As the Arctic heats up, wildfires are breaking out in the area. The exceptional heat saps moisture from the ground across the region’s boreal forests and tundra, creating perfect conditions for wildfires to burn more intensely and far more destructively.

Such dense, peaty soil also offers conditions for so-called “zombie fires”, fires that continue to burn underground and then reignite on the surface after a period, which present serious challenges to controlling them.

Therefore, the fires have grave consequences because arctic tundra is a carbon sink, meaning that it absorbs a large amount of carbon dioxide and converts it to the carbon compounds that make up its dense vegetative structure.

So, whenever tundra burns, it releases many magnitudes more carbon emissions than when an ordinary forest burns. It also cannot be restored quickly, as it is an ecosystem that develops over hundreds of years.

This year in June, an estimated total of 59 mega tonnes of carbon dioxide (CO2) were released into the atmosphere – marking the highest estimated emissions in the 18 years of the Copernicus Atmosphere Monitoring Service (CAMS) data.

Niklas Hagelberg, UNEP Climate Change Sub-Coordinator said, “Science is giving us ample advance warning of a global disaster moving directly towards us.”

“And this isn’t new news: records are now being broken almost every consecutive year. What is different this year though, is the experience of living through a global pandemic. COVID-19 is giving us a blunt lesson that we humans depend on the stability of our environment and ecosystems and our success is intertwined with the protection of nature,” Hagelberg added.
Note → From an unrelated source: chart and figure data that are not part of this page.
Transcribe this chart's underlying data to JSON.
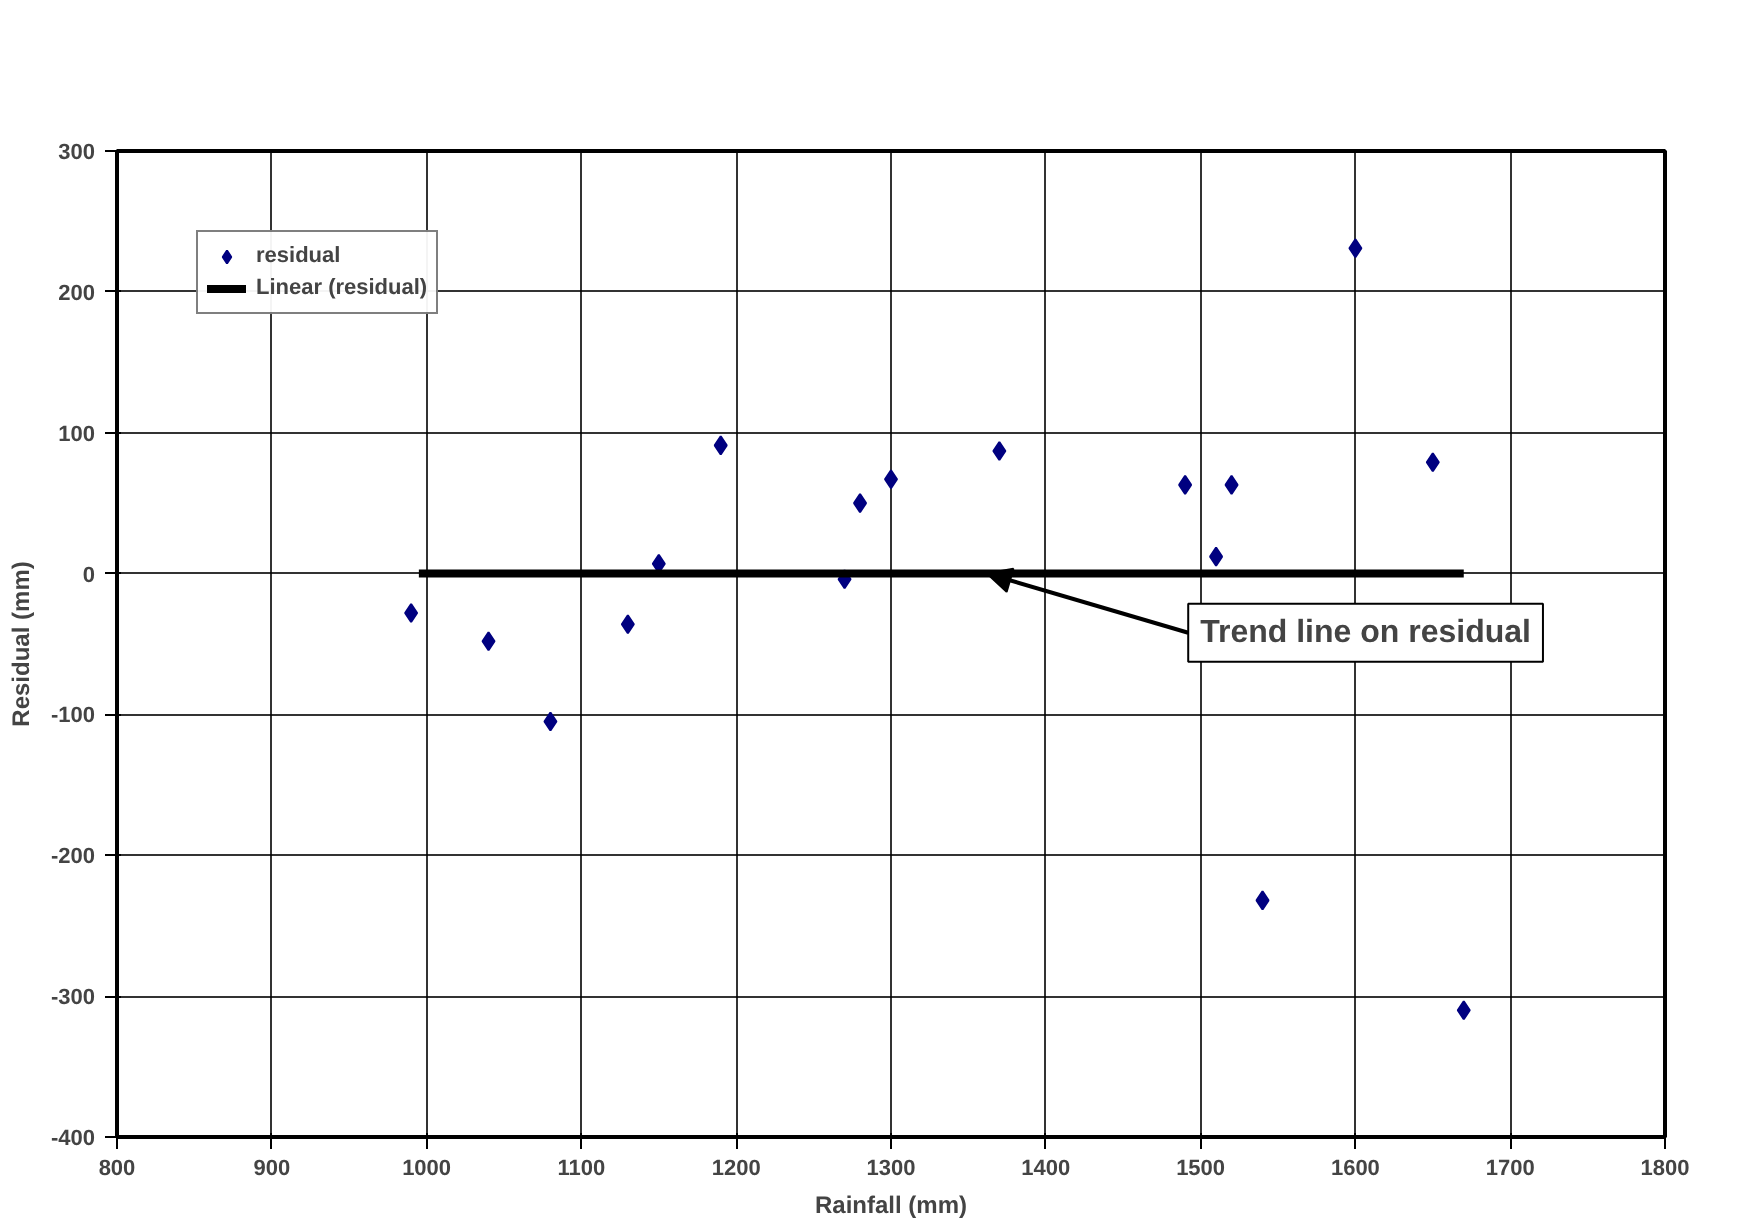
{
  "chart_data": {
    "type": "scatter",
    "xlabel": "Rainfall (mm)",
    "ylabel": "Residual (mm)",
    "series": [
      {
        "name": "residual",
        "color": "#000080",
        "marker": "diamond",
        "x": [
          990,
          1040,
          1080,
          1130,
          1150,
          1190,
          1270,
          1280,
          1300,
          1370,
          1490,
          1510,
          1520,
          1540,
          1600,
          1650,
          1670
        ],
        "values": [
          -28,
          -48,
          -105,
          -36,
          7,
          91,
          -4,
          50,
          67,
          87,
          63,
          12,
          63,
          -232,
          231,
          79,
          -310
        ]
      },
      {
        "name": "Linear (residual)",
        "type": "line",
        "color": "#000000",
        "line_style": "solid",
        "x": [
          995,
          1670
        ],
        "values": [
          0,
          0
        ]
      }
    ],
    "xlim": [
      800,
      1800
    ],
    "xticks": [
      800,
      900,
      1000,
      1100,
      1200,
      1300,
      1400,
      1500,
      1600,
      1700,
      1800
    ],
    "ylim": [
      -400,
      300
    ],
    "yticks": [
      -400,
      -300,
      -200,
      -100,
      0,
      100,
      200,
      300
    ],
    "grid": true,
    "legend": "top left",
    "annotations": [
      {
        "text": "Trend line on residual",
        "x": 1362,
        "y": 0
      }
    ]
  }
}
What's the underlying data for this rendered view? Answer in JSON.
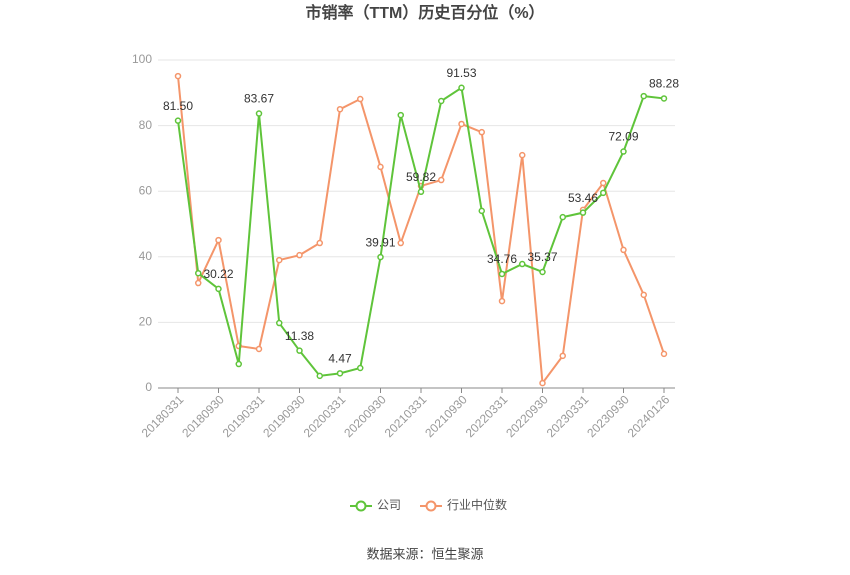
{
  "chart_data": {
    "type": "line",
    "title": "市销率（TTM）历史百分位（%）",
    "source": "数据来源：恒生聚源",
    "categories": [
      "20180331",
      null,
      "20180930",
      null,
      "20190331",
      null,
      "20190930",
      null,
      "20200331",
      null,
      "20200930",
      null,
      "20210331",
      null,
      "20210930",
      null,
      "20220331",
      null,
      "20220930",
      null,
      "20230331",
      null,
      "20230930",
      null,
      "20240126"
    ],
    "series": [
      {
        "name": "公司",
        "color": "#5fc43a",
        "values": [
          81.5,
          35,
          30.22,
          7.3,
          83.67,
          19.8,
          11.38,
          3.7,
          4.47,
          6.1,
          39.91,
          83.2,
          59.82,
          87.5,
          91.53,
          54,
          34.76,
          37.8,
          35.37,
          52.1,
          53.46,
          59.5,
          72.09,
          89,
          88.28
        ],
        "value_labels": [
          "81.50",
          null,
          "30.22",
          null,
          "83.67",
          null,
          "11.38",
          null,
          "4.47",
          null,
          "39.91",
          null,
          "59.82",
          null,
          "91.53",
          null,
          "34.76",
          null,
          "35.37",
          null,
          "53.46",
          null,
          "72.09",
          null,
          "88.28"
        ]
      },
      {
        "name": "行业中位数",
        "color": "#f4956a",
        "values": [
          95.1,
          32,
          45.1,
          12.8,
          11.9,
          39,
          40.5,
          44.2,
          85,
          88.1,
          67.4,
          44.2,
          61.6,
          63.4,
          80.5,
          78,
          26.5,
          71,
          1.5,
          9.8,
          54.3,
          62.5,
          42.1,
          28.4,
          10.4
        ]
      }
    ],
    "ylim": [
      0,
      100
    ],
    "yticks": [
      0,
      20,
      40,
      60,
      80,
      100
    ],
    "grid": true,
    "legend": "bottom"
  }
}
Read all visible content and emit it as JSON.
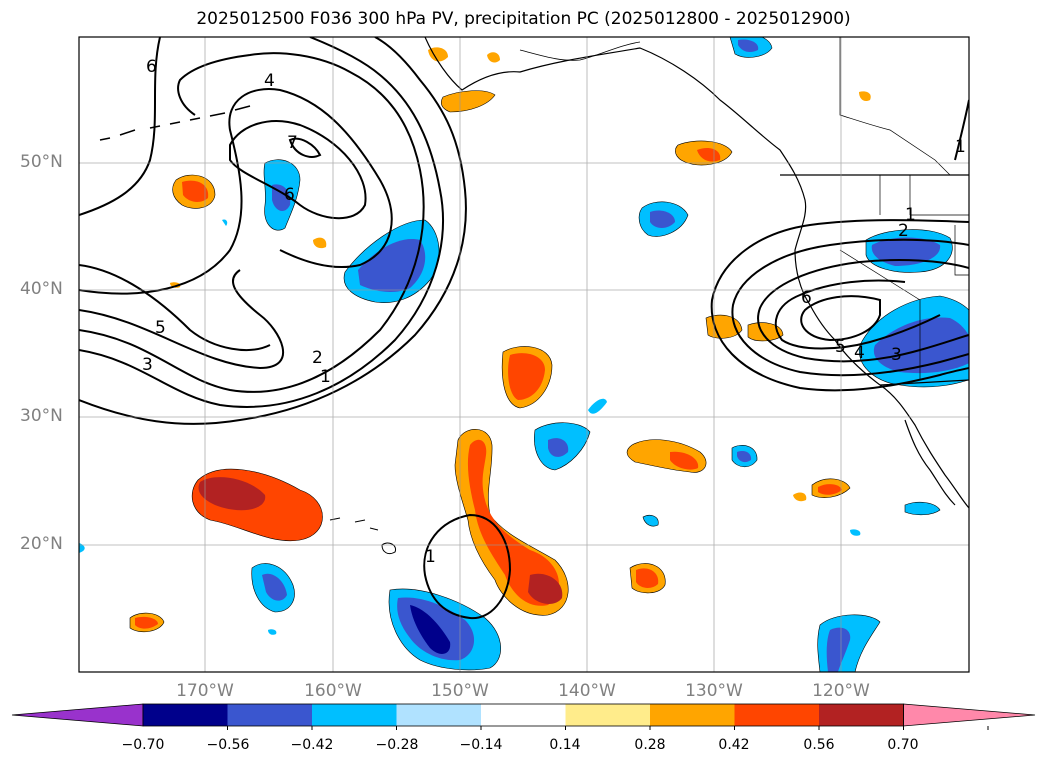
{
  "title": "2025012500 F036 300 hPa PV, precipitation PC (2025012800 - 2025012900)",
  "map": {
    "lat_labels": [
      "50°N",
      "40°N",
      "30°N",
      "20°N"
    ],
    "lon_labels": [
      "170°W",
      "160°W",
      "150°W",
      "140°W",
      "130°W",
      "120°W"
    ],
    "contour_labels": [
      "6",
      "4",
      "7",
      "6",
      "5",
      "3",
      "2",
      "1",
      "1",
      "2",
      "6",
      "5",
      "4",
      "3",
      "1",
      "1"
    ]
  },
  "colorbar": {
    "ticks": [
      "−0.70",
      "−0.56",
      "−0.42",
      "−0.28",
      "−0.14",
      "0.14",
      "0.28",
      "0.42",
      "0.56",
      "0.70"
    ],
    "colors": [
      "#9932cc",
      "#00008b",
      "#3a56cf",
      "#00bfff",
      "#b0e2ff",
      "#ffffff",
      "#ffec8b",
      "#ffa500",
      "#ff4500",
      "#b22222",
      "#ff88aa"
    ]
  }
}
Moreover, the COVID-19 pandemic has also affected and raised questions of every system that drives our societies. It presents our greatest opportunity to address climate change, the WMO said.

In climate action’s demand for a fair but rapid global transition to an era of clean, renewable energy, this will take a scale of workers and growth matched only by the scale of the need for jobs and economic stimulus as of today.